When Cikyah Cleans The Larder

Hi peeps! It's been quite long since my last entry. Like the month of April, May has seen me dashing to school earlier and earlier. In fact, my Saturdays have been taken by some 'mind-opening' (if you can put it in such a way) sessions in school. This is the time when I would feel very guilty leaving the kiddos at home. The weekends have always been my slaving-in-the-kitchen time where I would be very obliged to cook any dishes requested. As I was not able to keep to this routine, I managed to find an alternative in order to put my mind at ease as well as making sure the kiddos(and Mr KHz, especially), are feeling happy due to their full tummies.

Inspired by Nigella's belief that 'Simplicity is the best'(as it was already 9.30pm!), I began to 'ransack' the larder (and the freezer) to look for available ingredients. You want to know what I found? Here they are:

And using all the ingredients in the photo above, I managed to come up with this:


What? The sauce looks like the usual bolognaise? Nay, I would not yes because this is my own concoction. The bolognaise of course, is of a class of its own! As I've mentioned beforehand, cooking to me is partly experiment but fully joyful. Although at times, my experiments do not produce satisfactory results, cooking has always manged to comfort me. Frankly, from the bottom of my heart and tummy as well, you should try cooking this simple sauce.

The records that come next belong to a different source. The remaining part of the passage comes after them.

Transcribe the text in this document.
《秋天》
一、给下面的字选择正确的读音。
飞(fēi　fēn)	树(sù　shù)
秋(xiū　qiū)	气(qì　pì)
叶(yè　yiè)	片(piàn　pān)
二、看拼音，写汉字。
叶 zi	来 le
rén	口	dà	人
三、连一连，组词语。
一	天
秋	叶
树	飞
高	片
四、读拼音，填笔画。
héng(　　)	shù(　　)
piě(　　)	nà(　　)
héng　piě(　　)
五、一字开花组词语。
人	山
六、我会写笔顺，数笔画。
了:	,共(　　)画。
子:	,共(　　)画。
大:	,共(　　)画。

To cook this sauce, you need:
  • 1 can(400g) of peeled tomatoes
  • 1 can of button mushrooms (thinly sliced)
  • 1 medium size onion (finely diced)
  • 200g of diced chicken
  • 3 tsbps of olive oil
  • 2 tbsp of tomato puree
  • 2 and 1/2 tbsps soft brown sugar
  • 2 tsps of dried parsley
  • salt to taste
  • 2 cans of water ( I used the tomato can to measure)
  • Heat 2 tbsp of olive oil in a pot and sautee the onion till translucent and put in the tomatoes. Stir well. Let to cool for 10 minutes.
  • Put in the tomato mixture into a blender and pour in 1 can of water and blend till fine.
  • In the same pot, put in another tablesoonful of olive oil and fry the diced chicken. Stir till well-cooked and pour in the tomato mixture and another can of water.
  • Put in the tomato puree, sugar and add salt to taste. Do not forget the parsley!
  • Over medium heat, stir occassionally till you arrrive at your desired consistency.
  • Spoon over your spaghetti and sprinkle some grated parmesan and voila!